There's no doubt that technology has upended the economics of modern cultural businesses. In a recent polemic, "Move Fast and Break Things," Jonathan Taplin, the director emeritus of the Annenberg Innovation Lab at the University of Southern California (and a former rock band manager and movie producer), points out that musicians could once make a decent living off their royalty checks.

Digital technology has now completely undercut that business. YouTube has made every song available online, and even though many artists are paid a cut of the ads placed on YouTube (the company said it paid out $US1 billion last year), the money is nothing close to what artists got from selling records.

Digital rise, creative decline

Taplin sees what has happened in music as a harbinger for much of the rest of culture. "The rise of the digital giants is directly connected to the fall of the creative industries in our country," he wrote.

But there is another side to the story. As I've argued before, while musicians have had to find new sources of revenue, the rise of online subscriptions and a new consumer willingness to pay have led to an explosion of new cultural voices.

Meanwhile, some earlier doomsaying has not come true: Independent bookstores and print books are making a comeback, while publishers are enjoying record profits.
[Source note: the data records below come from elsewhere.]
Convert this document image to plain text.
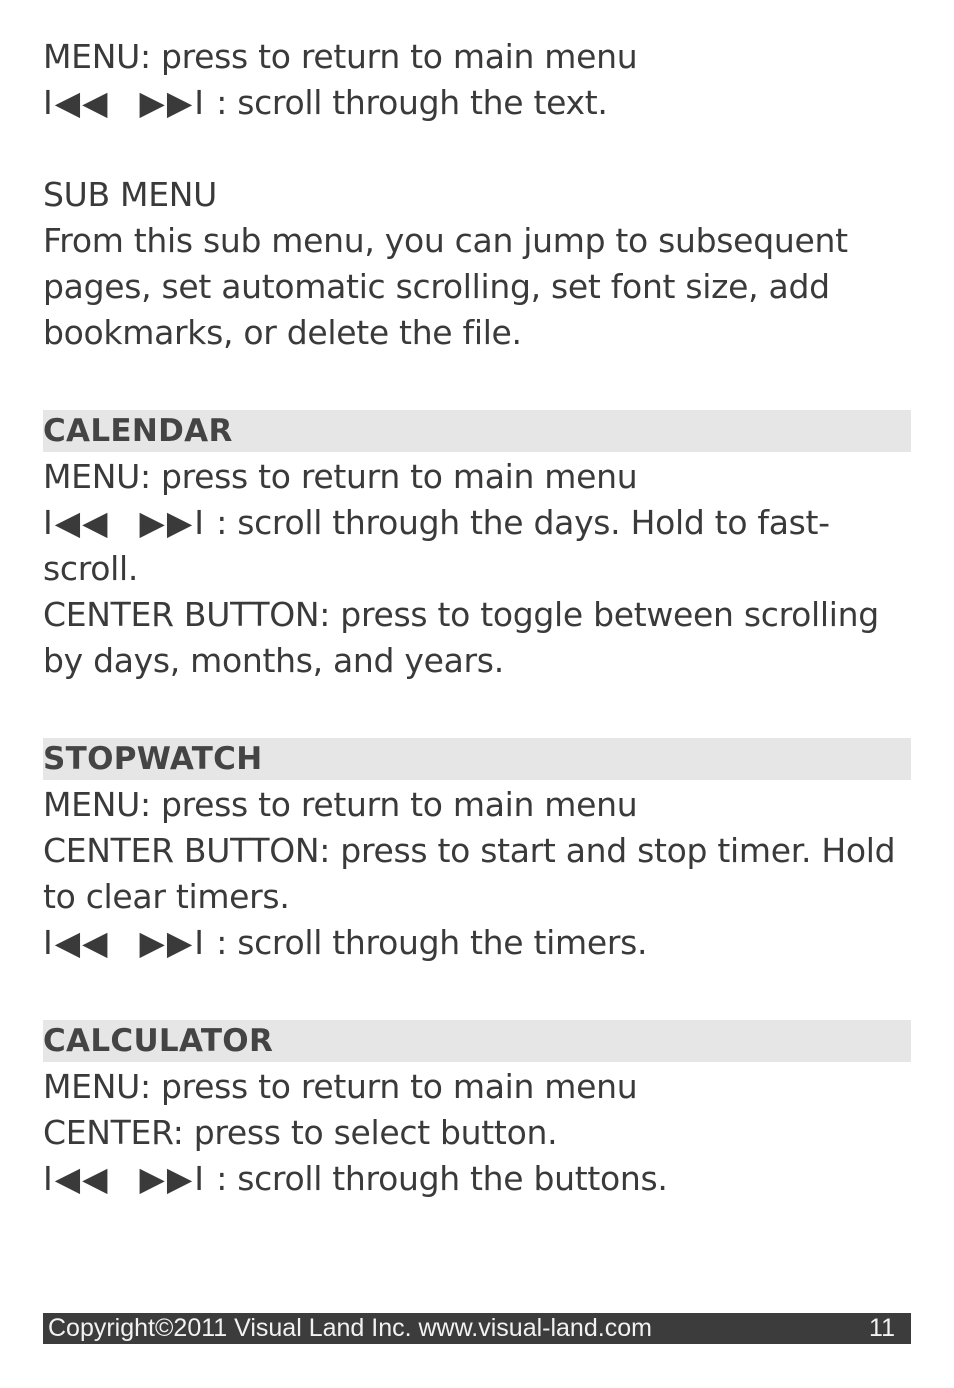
MENU: press to return to main menu
I◀◀ ▶▶I : scroll through the text.
SUB MENU
From this sub menu, you can jump to subsequent
pages, set automatic scrolling, set font size, add
bookmarks, or delete the file.
CALENDAR
MENU: press to return to main menu
I◀◀ ▶▶I : scroll through the days. Hold to fast-
scroll.
CENTER BUTTON: press to toggle between scrolling
by days, months, and years.
STOPWATCH
MENU: press to return to main menu
CENTER BUTTON: press to start and stop timer. Hold
to clear timers.
I◀◀ ▶▶I : scroll through the timers.
CALCULATOR
MENU: press to return to main menu
CENTER: press to select button.
I◀◀ ▶▶I : scroll through the buttons.
Copyright©2011 Visual Land Inc. www.visual-land.com	11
And the tech giants' eagerness to create entertainment marketplaces has led to a bonanza for some artists. To compete for new members, Apple, Tidal and other streaming services are paying out lavish bonuses; Apple paid Chance the Rapper $US500,000 for two weeks of exclusive access to his latest album.
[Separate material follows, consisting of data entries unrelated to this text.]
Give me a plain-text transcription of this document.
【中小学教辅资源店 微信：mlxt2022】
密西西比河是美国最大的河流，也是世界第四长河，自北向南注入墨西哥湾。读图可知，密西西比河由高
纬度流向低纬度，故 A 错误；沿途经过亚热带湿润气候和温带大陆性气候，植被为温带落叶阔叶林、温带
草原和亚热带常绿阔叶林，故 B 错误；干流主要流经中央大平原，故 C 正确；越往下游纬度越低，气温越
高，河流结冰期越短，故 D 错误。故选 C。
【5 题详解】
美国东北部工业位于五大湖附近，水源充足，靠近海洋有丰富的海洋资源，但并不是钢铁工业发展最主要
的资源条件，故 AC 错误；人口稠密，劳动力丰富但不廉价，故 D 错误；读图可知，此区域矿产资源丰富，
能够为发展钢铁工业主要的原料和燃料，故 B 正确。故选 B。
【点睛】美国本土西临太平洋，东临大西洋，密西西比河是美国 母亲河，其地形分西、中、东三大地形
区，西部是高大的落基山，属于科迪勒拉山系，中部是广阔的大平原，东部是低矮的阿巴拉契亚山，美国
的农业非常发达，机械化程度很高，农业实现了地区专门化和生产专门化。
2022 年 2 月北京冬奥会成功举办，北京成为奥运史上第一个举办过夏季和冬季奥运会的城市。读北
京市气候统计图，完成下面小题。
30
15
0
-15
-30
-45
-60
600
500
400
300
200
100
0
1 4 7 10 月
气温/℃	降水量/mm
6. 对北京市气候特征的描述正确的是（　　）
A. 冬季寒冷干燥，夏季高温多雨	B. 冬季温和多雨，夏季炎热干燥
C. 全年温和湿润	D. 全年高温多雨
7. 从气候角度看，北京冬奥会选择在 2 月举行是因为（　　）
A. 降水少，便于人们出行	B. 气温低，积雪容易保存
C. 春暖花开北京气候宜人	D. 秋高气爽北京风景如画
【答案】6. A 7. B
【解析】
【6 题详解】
The tech-industry money train is making its biggest hauls in Hollywood. "There are so many new markets for talent and writers to go to, and the creators here love that," said Marty Kaplan, a professor of entertainment, media and society at the USC Annenberg School for Communication and Journalism. "Instead of having seven buyers for your idea, there are now more like 20 - and that makes everybody happy."

Tech not all that matters

This story may sound puzzling. The tech giants are the most sophisticated media companies in the world, so why, after prying open their wallets, have they struggled to capture Hollywood?
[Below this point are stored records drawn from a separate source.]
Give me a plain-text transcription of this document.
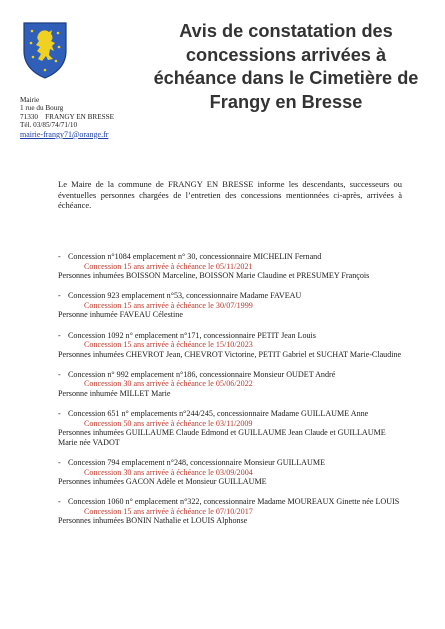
Mairie
1 rue du Bourg
71330    FRANGY EN BRESSE
Tél. 03/85/74/71/10
mairie-frangy71@orange.fr
Avis de constatation des concessions arrivées à échéance dans le Cimetière de Frangy en Bresse
Le Maire de la commune de FRANGY EN BRESSE informe les descendants, successeurs ou éventuelles personnes chargées de l’entretien des concessions mentionnées ci-après, arrivées à échéance.
- Concession n°1084 emplacement n° 30, concessionnaire MICHELIN Fernand
Concession 15 ans arrivée à échéance le 05/11/2021
Personnes inhumées BOISSON Marceline, BOISSON Marie Claudine et PRESUMEY François
- Concession 923 emplacement n°53, concessionnaire Madame FAVEAU
Concession 15 ans arrivée à échéance le 30/07/1999
Personne inhumée FAVEAU Célestine
- Concession 1092 n° emplacement n°171, concessionnaire PETIT Jean Louis
Concession 15 ans arrivée à échéance le 15/10/2023
Personnes inhumées CHEVROT Jean, CHEVROT Victorine, PETIT Gabriel et SUCHAT Marie-Claudine
- Concession n° 992 emplacement n°186, concessionnaire Monsieur OUDET André
Concession 30 ans arrivée à échéance le 05/06/2022
Personne inhumée MILLET Marie
- Concession 651 n° emplacements n°244/245, concessionnaire Madame GUILLAUME Anne
Concession 50 ans arrivée à échéance le 03/11/2009
Personnes inhumées GUILLAUME Claude Edmond et GUILLAUME Jean Claude et GUILLAUME Marie née VADOT
- Concession 794 emplacement n°248, concessionnaire Monsieur GUILLAUME
Concession 30 ans arrivée à échéance le 03/09/2004
Personnes inhumées GACON Adèle et Monsieur GUILLAUME
- Concession 1060 n° emplacement n°322, concessionnaire Madame MOUREAUX Ginette née LOUIS
Concession 15 ans arrivée à échéance le 07/10/2017
Personnes inhumées BONIN Nathalie et LOUIS Alphonse
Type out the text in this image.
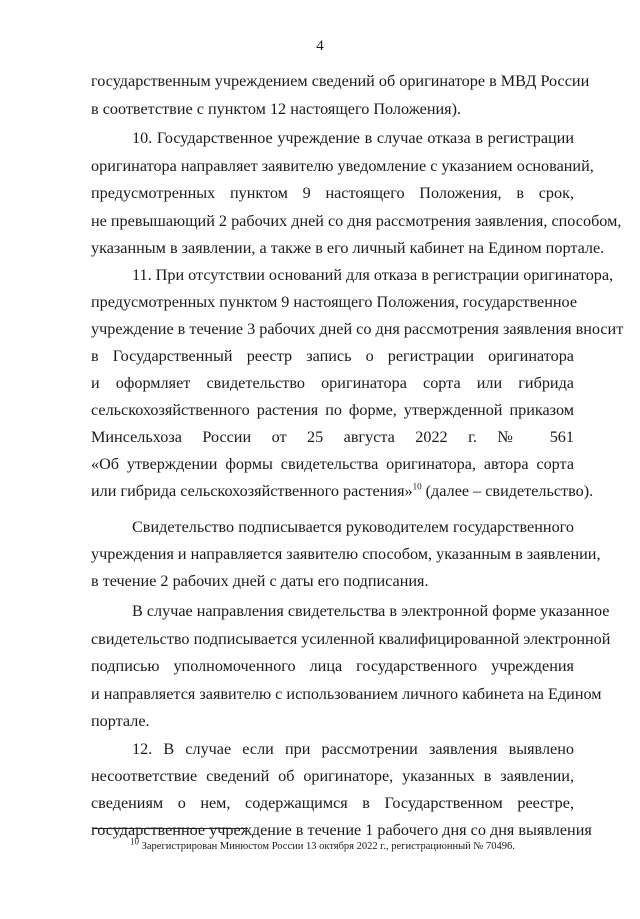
4
государственным учреждением сведений об оригинаторе в МВД России
в соответствие с пунктом 12 настоящего Положения).
10. Государственное учреждение в случае отказа в регистрации
оригинатора направляет заявителю уведомление с указанием оснований,
предусмотренных пунктом 9 настоящего Положения, в срок,
не превышающий 2 рабочих дней со дня рассмотрения заявления, способом,
указанным в заявлении, а также в его личный кабинет на Едином портале.
11. При отсутствии оснований для отказа в регистрации оригинатора,
предусмотренных пунктом 9 настоящего Положения, государственное
учреждение в течение 3 рабочих дней со дня рассмотрения заявления вносит
в Государственный реестр запись о регистрации оригинатора
и оформляет свидетельство оригинатора сорта или гибрида
сельскохозяйственного растения по форме, утвержденной приказом
Минсельхоза России от 25 августа 2022 г. № 561
«Об утверждении формы свидетельства оригинатора, автора сорта
или гибрида сельскохозяйственного растения»$^{10}$ (далее – свидетельство).
Свидетельство подписывается руководителем государственного
учреждения и направляется заявителю способом, указанным в заявлении,
в течение 2 рабочих дней с даты его подписания.
В случае направления свидетельства в электронной форме указанное
свидетельство подписывается усиленной квалифицированной электронной
подписью уполномоченного лица государственного учреждения
и направляется заявителю с использованием личного кабинета на Едином
портале.
12. В случае если при рассмотрении заявления выявлено
несоответствие сведений об оригинаторе, указанных в заявлении,
сведениям о нем, содержащимся в Государственном реестре,
государственное учреждение в течение 1 рабочего дня со дня выявления
$^{10}$ Зарегистрирован Минюстом России 13 октября 2022 г., регистрационный № 70496.
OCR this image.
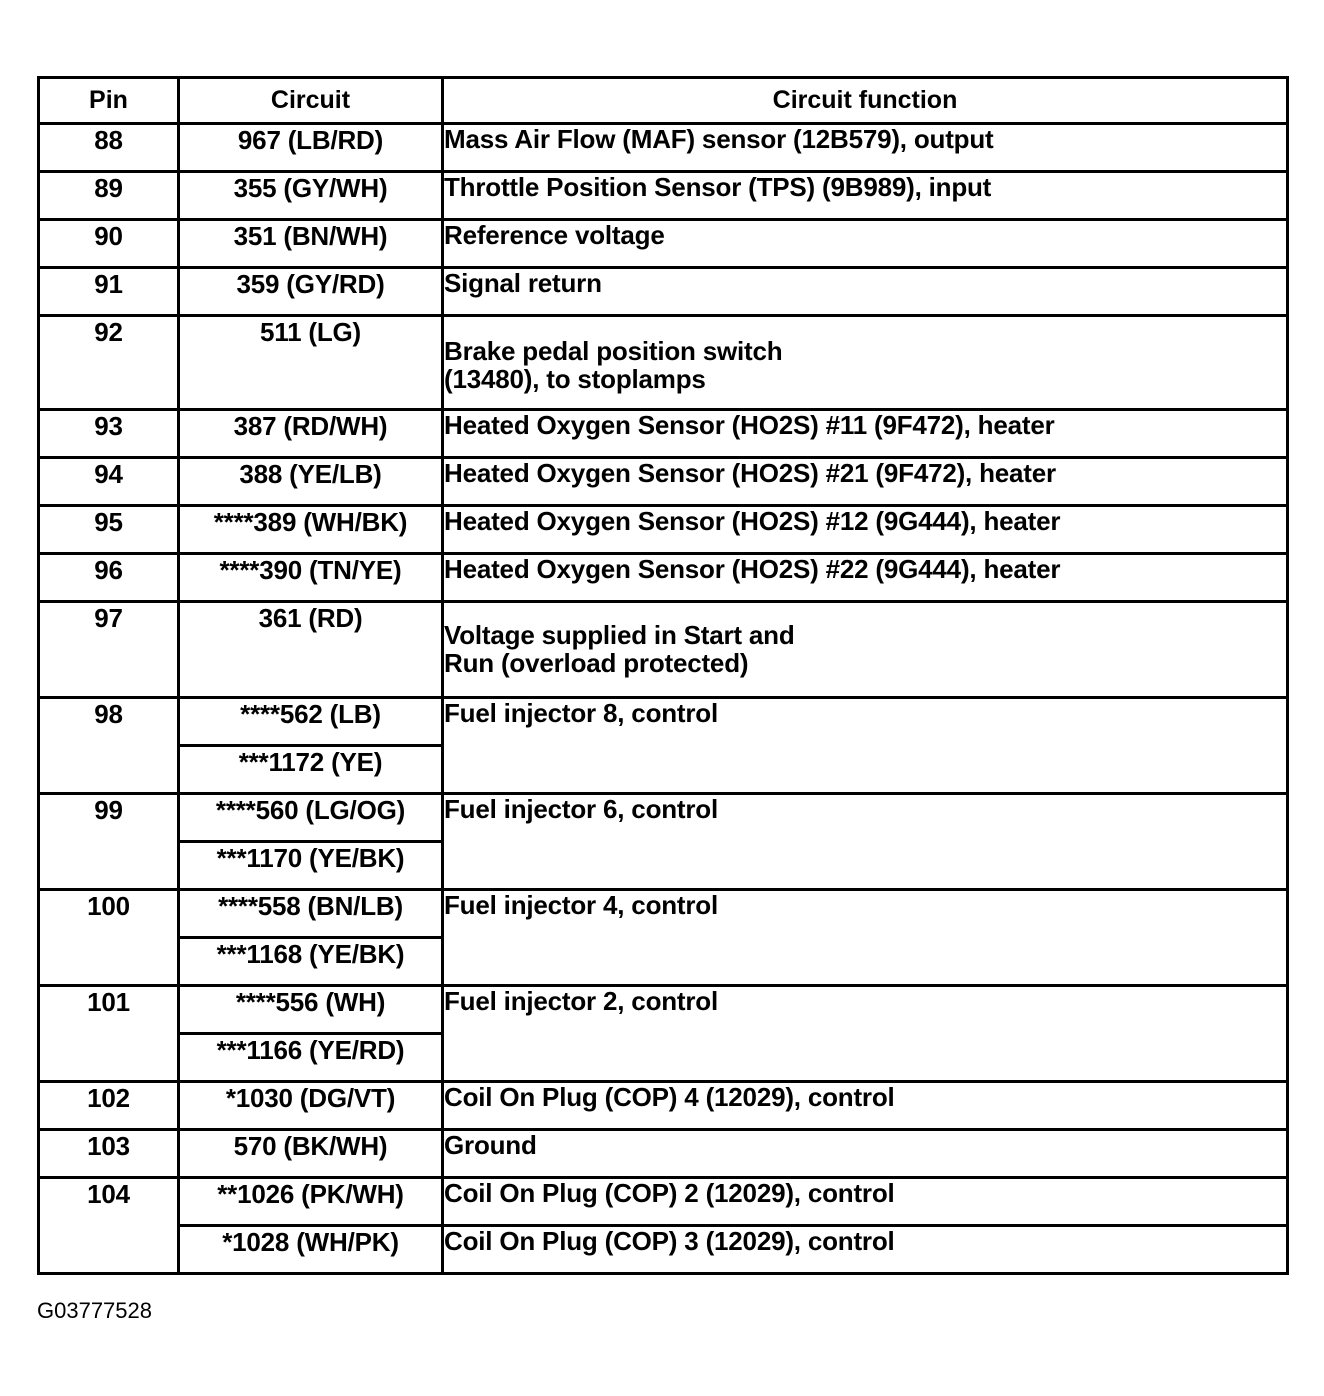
Pin	Circuit	Circuit function
88	967 (LB/RD)	Mass Air Flow (MAF) sensor (12B579), output
89	355 (GY/WH)	Throttle Position Sensor (TPS) (9B989), input
90	351 (BN/WH)	Reference voltage
91	359 (GY/RD)	Signal return
92	511 (LG)	Brake pedal position switch
(13480), to stoplamps

93	387 (RD/WH)	Heated Oxygen Sensor (HO2S) #11 (9F472), heater
94	388 (YE/LB)	Heated Oxygen Sensor (HO2S) #21 (9F472), heater
95	****389 (WH/BK)	Heated Oxygen Sensor (HO2S) #12 (9G444), heater
96	****390 (TN/YE)	Heated Oxygen Sensor (HO2S) #22 (9G444), heater
97	361 (RD)	Voltage supplied in Start and
Run (overload protected)

98	****562 (LB)	Fuel injector 8, control
	***1172 (YE)	
99	****560 (LG/OG)	Fuel injector 6, control
	***1170 (YE/BK)	
100	****558 (BN/LB)	Fuel injector 4, control
	***1168 (YE/BK)	
101	****556 (WH)	Fuel injector 2, control
	***1166 (YE/RD)	
102	*1030 (DG/VT)	Coil On Plug (COP) 4 (12029), control
103	570 (BK/WH)	Ground
104	**1026 (PK/WH)	Coil On Plug (COP) 2 (12029), control
	*1028 (WH/PK)	Coil On Plug (COP) 3 (12029), control
G03777528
It's because technology is not all that matters. The Five acquired their power by mastering the tech industry. They achieved dominance in a field that's won with information, data and precision.

But even though they now control valuable platforms, as they move to areas that require them to stretch their skills they are finding that they won't be able to roll in and take over.

Several people in Hollywood told me that many of the Five just didn't seem to "get" the movie and TV business. They had brought Northern California's tech ideas to Southern California's entertainment party, and did not understand the value of imagination, talent and subjective inspiration.

This myopia is part of a pattern that repeats itself. You see it in how Facebook got caught off guard by how it was used during the election, or in YouTube's surprise that some of its biggest stars were pushing hateful ideas on its platform

The tech giants have upended much of society, but even they have difficulty understanding and navigating the chaos of the new platforms they have built.

It's not quite clear, yet, that they have the future all wrapped up.